Hello,
I have a vcf file, which I want to upload on the Sanger Imputation server. The following error occured:
--- Aborted Job ---
The input file sanity check failed, "bcftools norm -ce" exited with the following message:
Reference allele mismatch at X:3155141 .. REF_SEQ:'T' vs VCF:'G'
As suggested by the sanger website, I wanted to solve this issue with the bcftools +fixref command.
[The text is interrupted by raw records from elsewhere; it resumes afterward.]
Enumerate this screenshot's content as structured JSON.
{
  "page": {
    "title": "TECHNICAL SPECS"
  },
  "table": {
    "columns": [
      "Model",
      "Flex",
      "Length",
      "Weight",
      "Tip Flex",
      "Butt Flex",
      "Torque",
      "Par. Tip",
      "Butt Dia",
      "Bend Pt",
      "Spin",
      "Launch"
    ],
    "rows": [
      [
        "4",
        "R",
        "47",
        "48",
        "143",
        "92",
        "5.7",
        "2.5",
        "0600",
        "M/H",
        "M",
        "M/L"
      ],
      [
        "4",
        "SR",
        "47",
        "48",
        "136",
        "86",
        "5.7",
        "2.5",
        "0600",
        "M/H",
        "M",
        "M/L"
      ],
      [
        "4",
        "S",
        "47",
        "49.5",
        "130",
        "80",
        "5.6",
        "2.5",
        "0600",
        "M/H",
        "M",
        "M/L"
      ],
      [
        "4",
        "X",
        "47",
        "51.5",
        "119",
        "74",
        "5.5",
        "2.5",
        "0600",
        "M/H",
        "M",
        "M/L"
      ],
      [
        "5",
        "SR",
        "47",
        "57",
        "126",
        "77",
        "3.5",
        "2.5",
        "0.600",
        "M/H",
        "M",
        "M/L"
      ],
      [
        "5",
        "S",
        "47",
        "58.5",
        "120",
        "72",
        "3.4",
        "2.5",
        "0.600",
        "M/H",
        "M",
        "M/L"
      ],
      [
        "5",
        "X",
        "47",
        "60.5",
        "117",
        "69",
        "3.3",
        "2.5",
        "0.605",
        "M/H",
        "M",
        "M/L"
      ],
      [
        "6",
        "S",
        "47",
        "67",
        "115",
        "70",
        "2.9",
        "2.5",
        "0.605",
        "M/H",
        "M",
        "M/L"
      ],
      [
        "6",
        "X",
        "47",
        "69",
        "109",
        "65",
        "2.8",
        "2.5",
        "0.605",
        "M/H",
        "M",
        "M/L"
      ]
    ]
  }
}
All my SNPs have dbsnp-IDs, so I downloaded the following file for reordering alleles: ftp://ftp.ncbi.nih.gov/snp/organisms/human_9606_b151_GRCh37p13/VCF/All_20180423.vcf.gz
When I now use the
bcftools +fixref broken.vcf -O z -o fixref.vcf -- -d -f /path/to/reference.fasta -i `All_20151104.vcf.gz`
command, the following error appears:
[E::bgzf_uncompress] Inflate operation failed: invalid distance too far back
[E::bgzf_read_block] Invalid BGZF header at offset 15203091877
It seems, that the All_20151104.vcf.gz file is corrupted. I also am not able to index it with bcftools. However, another operation (subsetting it to regions) works...
Does anyone know, how to solve this problem?
Best,
Andreas
hg19: chrX:3155141 is T
hg18: chrX:3155141 is G
aren't you mixing hg* builds ?
I think/hope not...everything should be hg 19... Might be a stupid question, but where can I quickly check this for some SNPs?